A la fin de la première partie ,il raconte comment sa mère a exprimé son besoin de Vocabulaire:"je crève,parlez moi,parlez moi,si vous trouviez les mots dont j'ai besoin vous me délivreriez de ce qui m'étouffe".
Dans la deuxième partie, l'auteur trace le portrait de sa seconde mère adoptive, la vaillante et son amour pour sa famille adoptive.
Puis il nous livre avec une grande sensibilité, sans pathos ni voyeurisme,son propre tâtonnement et cheminement, son lent éveil à soi même, comment il devient écrivain:"tu veux écrire.
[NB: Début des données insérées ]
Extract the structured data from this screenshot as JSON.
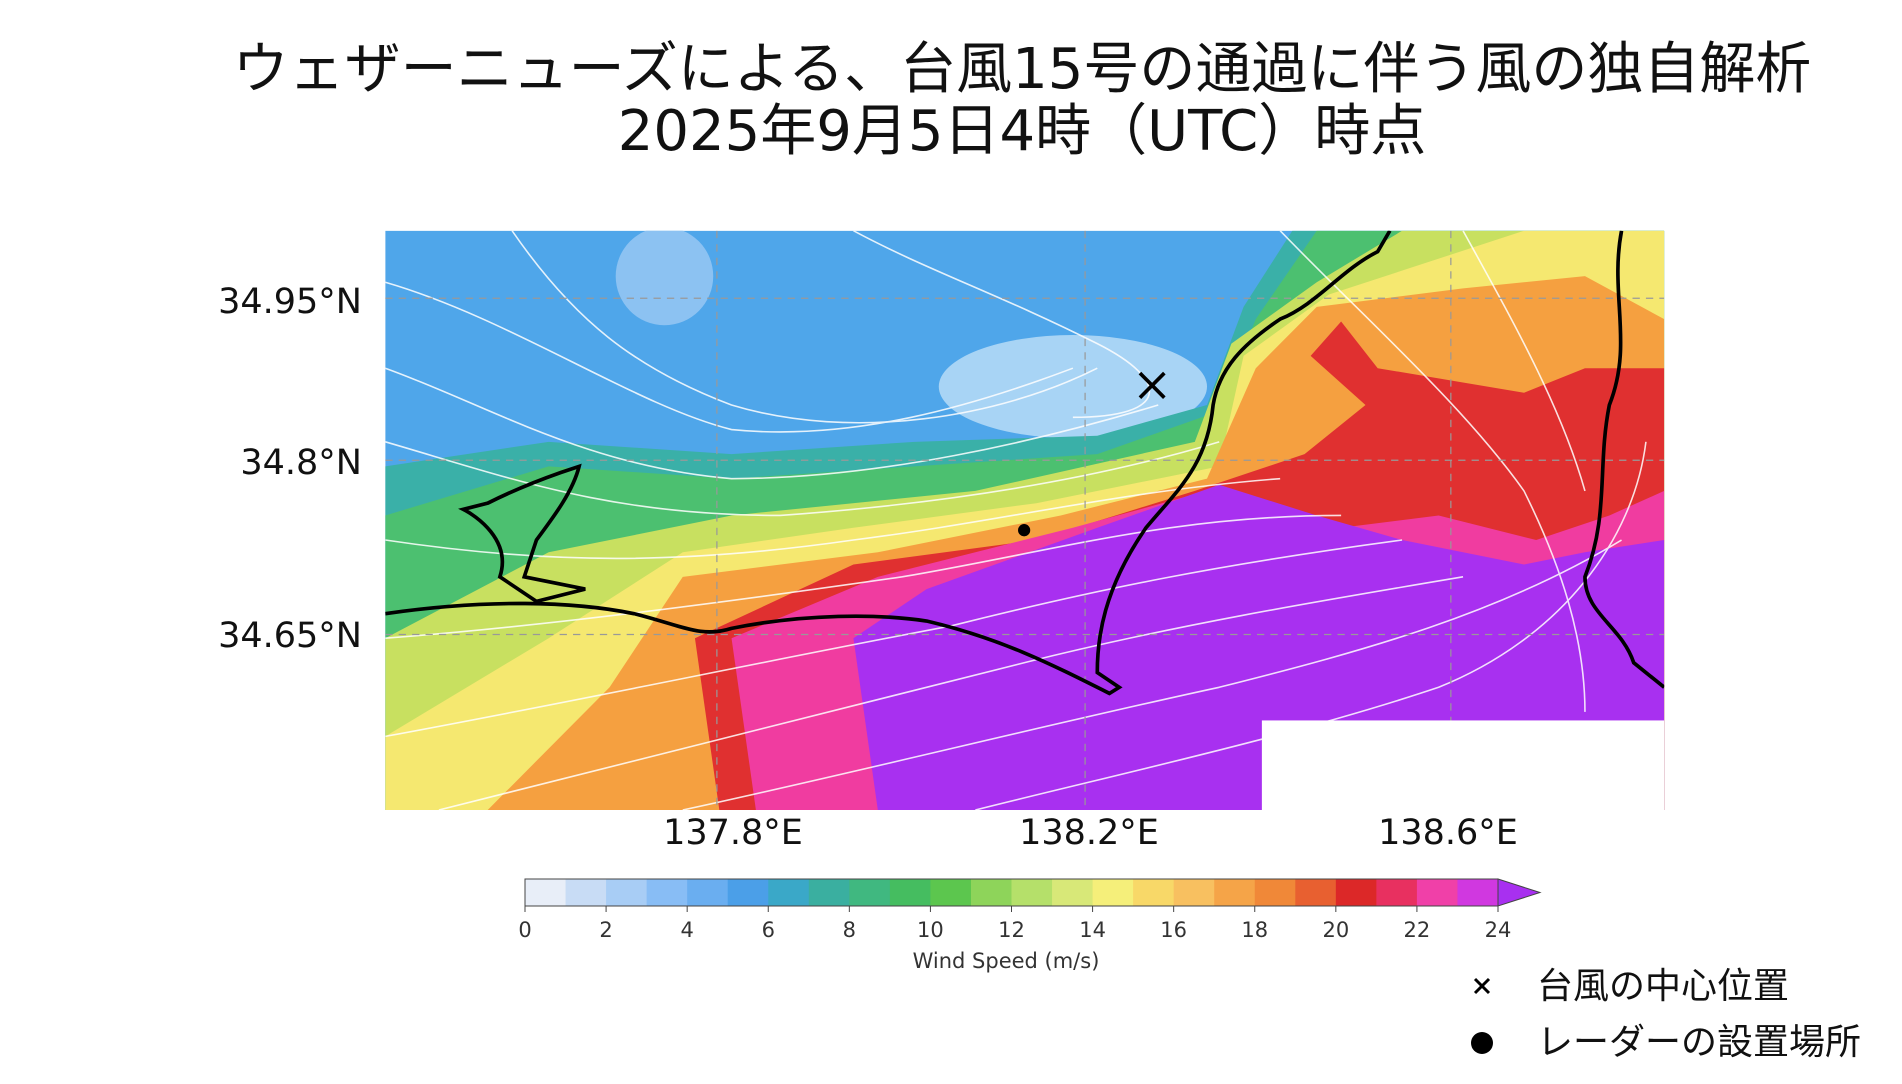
{
  "title": [
    "ウェザーニューズによる、台風15号の通過に伴う風の独自解析",
    "2025年9月5日4時（UTC）時点"
  ],
  "map": {
    "lat_labels": [
      "34.95°N",
      "34.8°N",
      "34.65°N"
    ],
    "lon_labels": [
      "137.8°E",
      "138.2°E",
      "138.6°E"
    ]
  },
  "colorbar": {
    "label": "Wind Speed (m/s)",
    "lim": [
      0,
      24
    ],
    "ticks": [
      0,
      2,
      4,
      6,
      8,
      10,
      12,
      14,
      16,
      18,
      20,
      22,
      24
    ],
    "colors": [
      "#e8eef8",
      "#c8dcf5",
      "#a8cdf5",
      "#88bdf5",
      "#6aaef0",
      "#4b9fe8",
      "#3aa8c8",
      "#3aafa0",
      "#40b880",
      "#45bd60",
      "#5cc64e",
      "#8ed45a",
      "#b5e06a",
      "#d8e878",
      "#f5ef7a",
      "#f8d868",
      "#f8c060",
      "#f5a448",
      "#f08838",
      "#e86030",
      "#dc2828",
      "#e83060",
      "#f040a8",
      "#d038e0"
    ],
    "over_color": "#a830f0"
  },
  "legend": [
    "台風の中心位置",
    "レーダーの設置場所"
  ]
}
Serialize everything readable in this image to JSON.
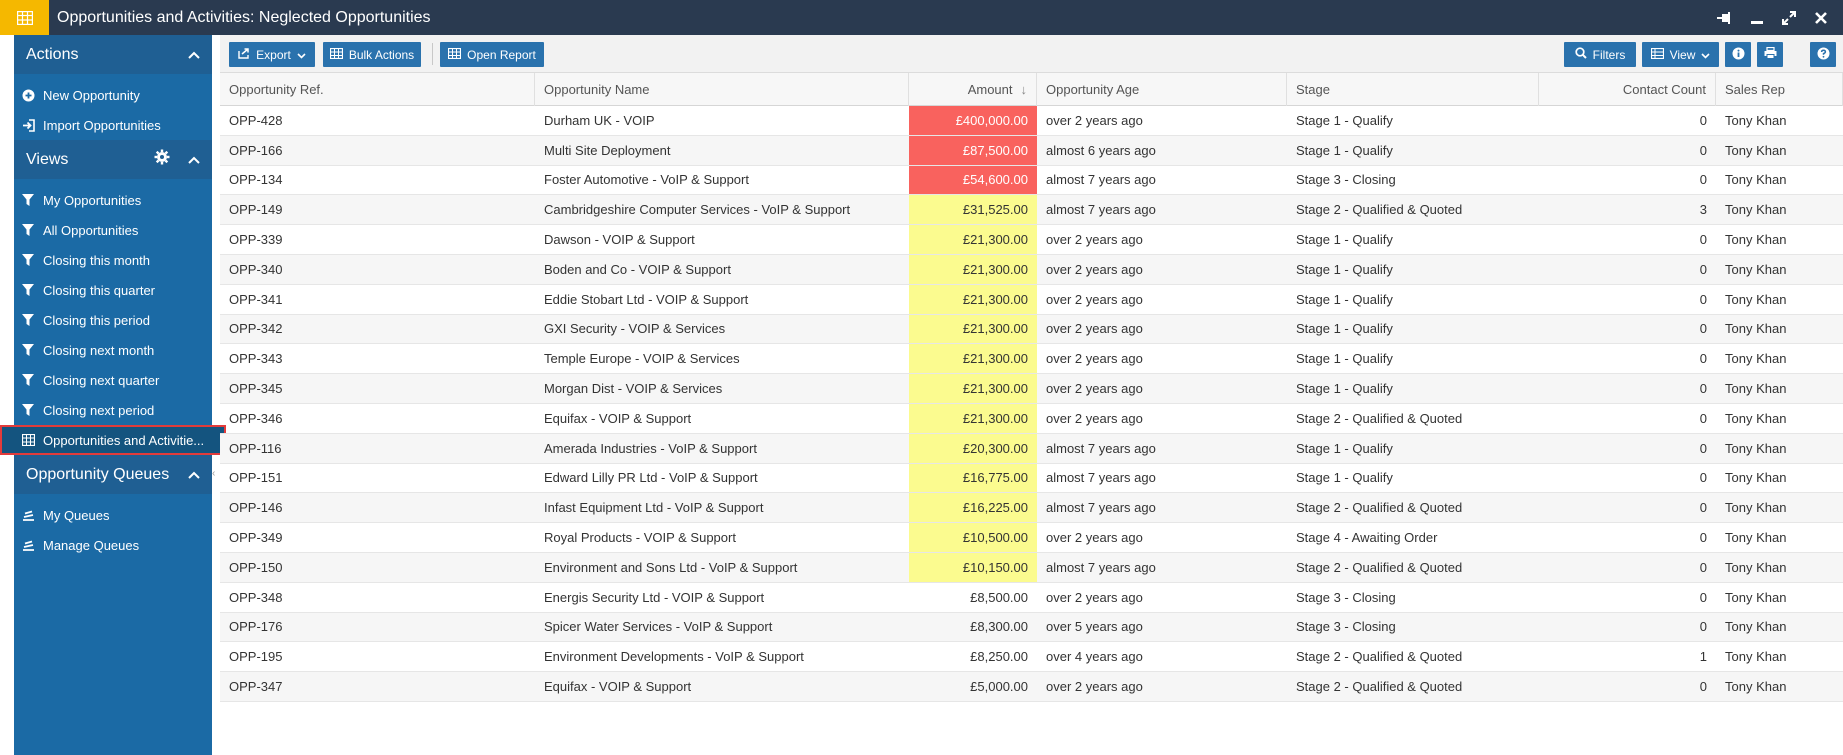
{
  "window": {
    "title": "Opportunities and Activities: Neglected Opportunities",
    "app_icon": "grid-icon",
    "controls": [
      "pin-icon",
      "minimize-icon",
      "restore-icon",
      "close-icon"
    ]
  },
  "sidebar": {
    "actions_header": "Actions",
    "actions": [
      {
        "label": "New Opportunity",
        "icon": "plus-circle-icon"
      },
      {
        "label": "Import Opportunities",
        "icon": "import-icon"
      }
    ],
    "views_header": "Views",
    "views": [
      {
        "label": "My Opportunities",
        "icon": "filter-icon"
      },
      {
        "label": "All Opportunities",
        "icon": "filter-icon"
      },
      {
        "label": "Closing this month",
        "icon": "filter-icon"
      },
      {
        "label": "Closing this quarter",
        "icon": "filter-icon"
      },
      {
        "label": "Closing this period",
        "icon": "filter-icon"
      },
      {
        "label": "Closing next month",
        "icon": "filter-icon"
      },
      {
        "label": "Closing next quarter",
        "icon": "filter-icon"
      },
      {
        "label": "Closing next period",
        "icon": "filter-icon"
      },
      {
        "label": "Opportunities and Activitie...",
        "icon": "table-icon",
        "active": true
      }
    ],
    "queues_header": "Opportunity Queues",
    "queues": [
      {
        "label": "My Queues",
        "icon": "queue-icon"
      },
      {
        "label": "Manage Queues",
        "icon": "queue-icon"
      }
    ]
  },
  "toolbar": {
    "export_label": "Export",
    "bulk_actions_label": "Bulk Actions",
    "open_report_label": "Open Report",
    "filters_label": "Filters",
    "view_label": "View"
  },
  "grid": {
    "columns": [
      "Opportunity Ref.",
      "Opportunity Name",
      "Amount",
      "Opportunity Age",
      "Stage",
      "Contact Count",
      "Sales Rep"
    ],
    "sort_indicator": "↓",
    "rows": [
      {
        "ref": "OPP-428",
        "name": "Durham UK - VOIP",
        "amount": "£400,000.00",
        "age": "over 2 years ago",
        "stage": "Stage 1 - Qualify",
        "count": "0",
        "rep": "Tony Khan",
        "highlight": "red"
      },
      {
        "ref": "OPP-166",
        "name": "Multi Site Deployment",
        "amount": "£87,500.00",
        "age": "almost 6 years ago",
        "stage": "Stage 1 - Qualify",
        "count": "0",
        "rep": "Tony Khan",
        "highlight": "red"
      },
      {
        "ref": "OPP-134",
        "name": "Foster Automotive - VoIP & Support",
        "amount": "£54,600.00",
        "age": "almost 7 years ago",
        "stage": "Stage 3 - Closing",
        "count": "0",
        "rep": "Tony Khan",
        "highlight": "red"
      },
      {
        "ref": "OPP-149",
        "name": "Cambridgeshire Computer Services - VoIP & Support",
        "amount": "£31,525.00",
        "age": "almost 7 years ago",
        "stage": "Stage 2 - Qualified & Quoted",
        "count": "3",
        "rep": "Tony Khan",
        "highlight": "yellow"
      },
      {
        "ref": "OPP-339",
        "name": "Dawson - VOIP & Support",
        "amount": "£21,300.00",
        "age": "over 2 years ago",
        "stage": "Stage 1 - Qualify",
        "count": "0",
        "rep": "Tony Khan",
        "highlight": "yellow"
      },
      {
        "ref": "OPP-340",
        "name": "Boden and Co - VOIP & Support",
        "amount": "£21,300.00",
        "age": "over 2 years ago",
        "stage": "Stage 1 - Qualify",
        "count": "0",
        "rep": "Tony Khan",
        "highlight": "yellow"
      },
      {
        "ref": "OPP-341",
        "name": "Eddie Stobart Ltd - VOIP & Support",
        "amount": "£21,300.00",
        "age": "over 2 years ago",
        "stage": "Stage 1 - Qualify",
        "count": "0",
        "rep": "Tony Khan",
        "highlight": "yellow"
      },
      {
        "ref": "OPP-342",
        "name": "GXI Security - VOIP & Services",
        "amount": "£21,300.00",
        "age": "over 2 years ago",
        "stage": "Stage 1 - Qualify",
        "count": "0",
        "rep": "Tony Khan",
        "highlight": "yellow"
      },
      {
        "ref": "OPP-343",
        "name": "Temple Europe - VOIP & Services",
        "amount": "£21,300.00",
        "age": "over 2 years ago",
        "stage": "Stage 1 - Qualify",
        "count": "0",
        "rep": "Tony Khan",
        "highlight": "yellow"
      },
      {
        "ref": "OPP-345",
        "name": "Morgan Dist - VOIP & Services",
        "amount": "£21,300.00",
        "age": "over 2 years ago",
        "stage": "Stage 1 - Qualify",
        "count": "0",
        "rep": "Tony Khan",
        "highlight": "yellow"
      },
      {
        "ref": "OPP-346",
        "name": "Equifax - VOIP & Support",
        "amount": "£21,300.00",
        "age": "over 2 years ago",
        "stage": "Stage 2 - Qualified & Quoted",
        "count": "0",
        "rep": "Tony Khan",
        "highlight": "yellow"
      },
      {
        "ref": "OPP-116",
        "name": "Amerada Industries - VoIP & Support",
        "amount": "£20,300.00",
        "age": "almost 7 years ago",
        "stage": "Stage 1 - Qualify",
        "count": "0",
        "rep": "Tony Khan",
        "highlight": "yellow"
      },
      {
        "ref": "OPP-151",
        "name": "Edward Lilly PR Ltd - VoIP & Support",
        "amount": "£16,775.00",
        "age": "almost 7 years ago",
        "stage": "Stage 1 - Qualify",
        "count": "0",
        "rep": "Tony Khan",
        "highlight": "yellow"
      },
      {
        "ref": "OPP-146",
        "name": "Infast Equipment Ltd - VoIP & Support",
        "amount": "£16,225.00",
        "age": "almost 7 years ago",
        "stage": "Stage 2 - Qualified & Quoted",
        "count": "0",
        "rep": "Tony Khan",
        "highlight": "yellow"
      },
      {
        "ref": "OPP-349",
        "name": "Royal Products - VOIP & Support",
        "amount": "£10,500.00",
        "age": "over 2 years ago",
        "stage": "Stage 4 - Awaiting Order",
        "count": "0",
        "rep": "Tony Khan",
        "highlight": "yellow"
      },
      {
        "ref": "OPP-150",
        "name": "Environment and Sons Ltd - VoIP & Support",
        "amount": "£10,150.00",
        "age": "almost 7 years ago",
        "stage": "Stage 2 - Qualified & Quoted",
        "count": "0",
        "rep": "Tony Khan",
        "highlight": "yellow"
      },
      {
        "ref": "OPP-348",
        "name": "Energis Security Ltd - VOIP & Support",
        "amount": "£8,500.00",
        "age": "over 2 years ago",
        "stage": "Stage 3 - Closing",
        "count": "0",
        "rep": "Tony Khan",
        "highlight": "none"
      },
      {
        "ref": "OPP-176",
        "name": "Spicer Water Services - VoIP & Support",
        "amount": "£8,300.00",
        "age": "over 5 years ago",
        "stage": "Stage 3 - Closing",
        "count": "0",
        "rep": "Tony Khan",
        "highlight": "none"
      },
      {
        "ref": "OPP-195",
        "name": "Environment Developments - VoIP & Support",
        "amount": "£8,250.00",
        "age": "over 4 years ago",
        "stage": "Stage 2 - Qualified & Quoted",
        "count": "1",
        "rep": "Tony Khan",
        "highlight": "none"
      },
      {
        "ref": "OPP-347",
        "name": "Equifax - VOIP & Support",
        "amount": "£5,000.00",
        "age": "over 2 years ago",
        "stage": "Stage 2 - Qualified & Quoted",
        "count": "0",
        "rep": "Tony Khan",
        "highlight": "none"
      }
    ]
  },
  "colors": {
    "titlebar": "#2a3a50",
    "app_icon_bg": "#f5b800",
    "sidebar": "#1b6aa5",
    "sidebar_header": "#1f5f93",
    "button": "#2a72ad",
    "amount_red": "#f9625e",
    "amount_yellow": "#fbfb8f",
    "active_outline": "#e23b3b"
  }
}
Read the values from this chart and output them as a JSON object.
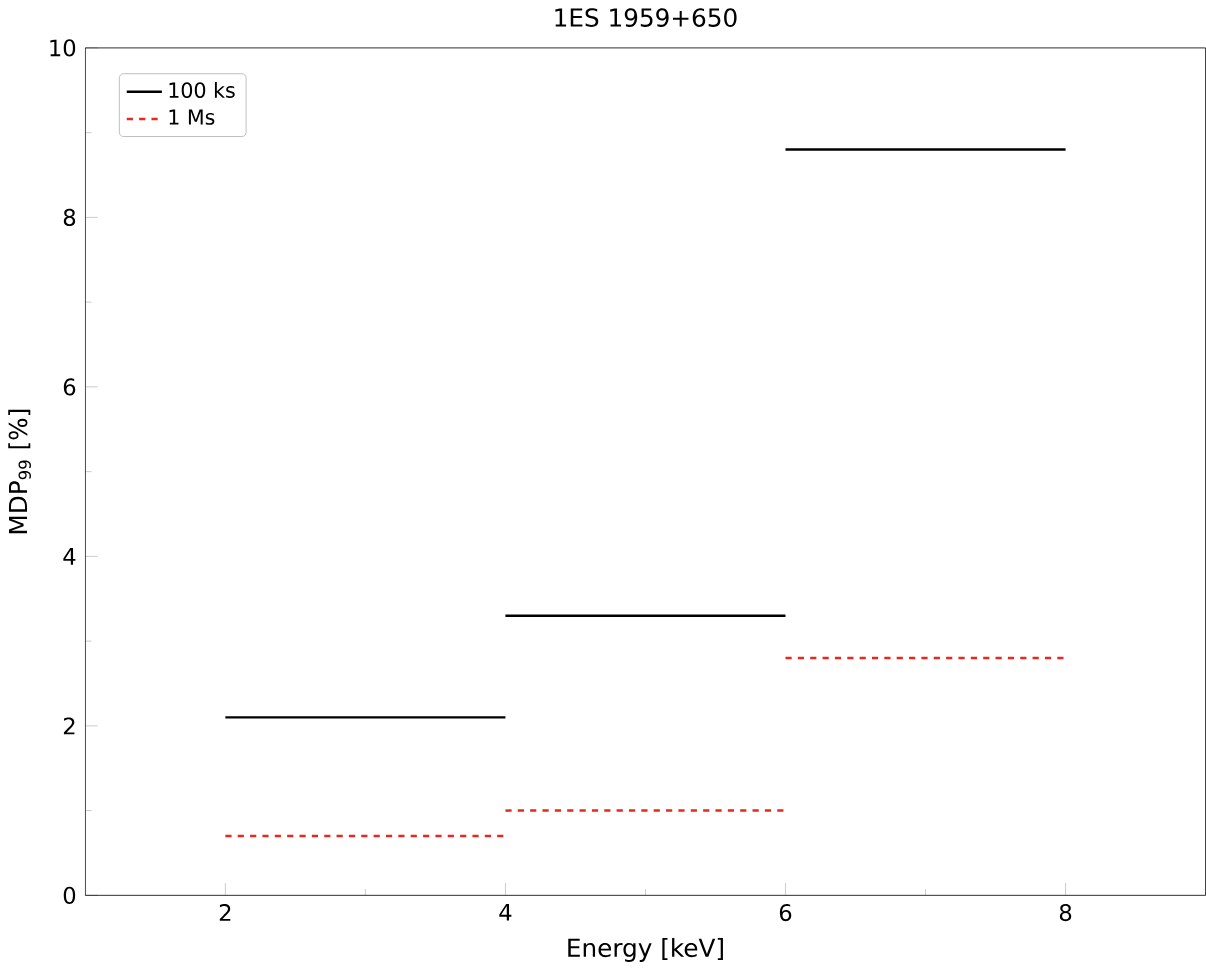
{
  "chart_data": {
    "type": "line",
    "title": "1ES 1959+650",
    "xlabel": "Energy [keV]",
    "ylabel": "MDP$_{99}$ [%]",
    "xlim": [
      1,
      9
    ],
    "ylim": [
      0,
      10
    ],
    "xticks": [
      2,
      4,
      6,
      8
    ],
    "yticks": [
      0,
      2,
      4,
      6,
      8,
      10
    ],
    "legend": "top left",
    "grid": false,
    "marker": "none",
    "series": [
      {
        "name": "100 ks",
        "color": "#000000",
        "line_style": "solid",
        "x": [
          2,
          4
        ],
        "values": [
          2.1,
          2.1
        ]
      },
      {
        "color": "#000000",
        "line_style": "solid",
        "x": [
          4,
          6
        ],
        "values": [
          3.3,
          3.3
        ]
      },
      {
        "color": "#000000",
        "line_style": "solid",
        "x": [
          6,
          8
        ],
        "values": [
          8.8,
          8.8
        ]
      },
      {
        "name": "1 Ms",
        "color": "#e8281e",
        "line_style": "dashed",
        "x": [
          2,
          4
        ],
        "values": [
          0.7,
          0.7
        ]
      },
      {
        "color": "#e8281e",
        "line_style": "dashed",
        "x": [
          4,
          6
        ],
        "values": [
          1.0,
          1.0
        ]
      },
      {
        "color": "#e8281e",
        "line_style": "dashed",
        "x": [
          6,
          8
        ],
        "values": [
          2.8,
          2.8
        ]
      }
    ]
  }
}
Tu veux écrire mais tu ignores tout ce en quoi consiste l'écriture....un jour ,il te vient le désir d'entreprendre un récit où tu parlerais de tes deux mères, "l'esseulée et la vaillante, l'étouffée et la valeureuse","la jetée -dans -la fosse et la toute- donnée."
Je n'ai pas envie d'en livrer plus, malgré tant de souffrance,
Charles Juliet nous montre que la détresse peut amener à l'espoir,c'est un livre bouleversant mais salvateur, acheté par hasard, en plus,déniché dans les rayons de ma librairie,
"L'autre Rive à Nancy."
Vive les libraires!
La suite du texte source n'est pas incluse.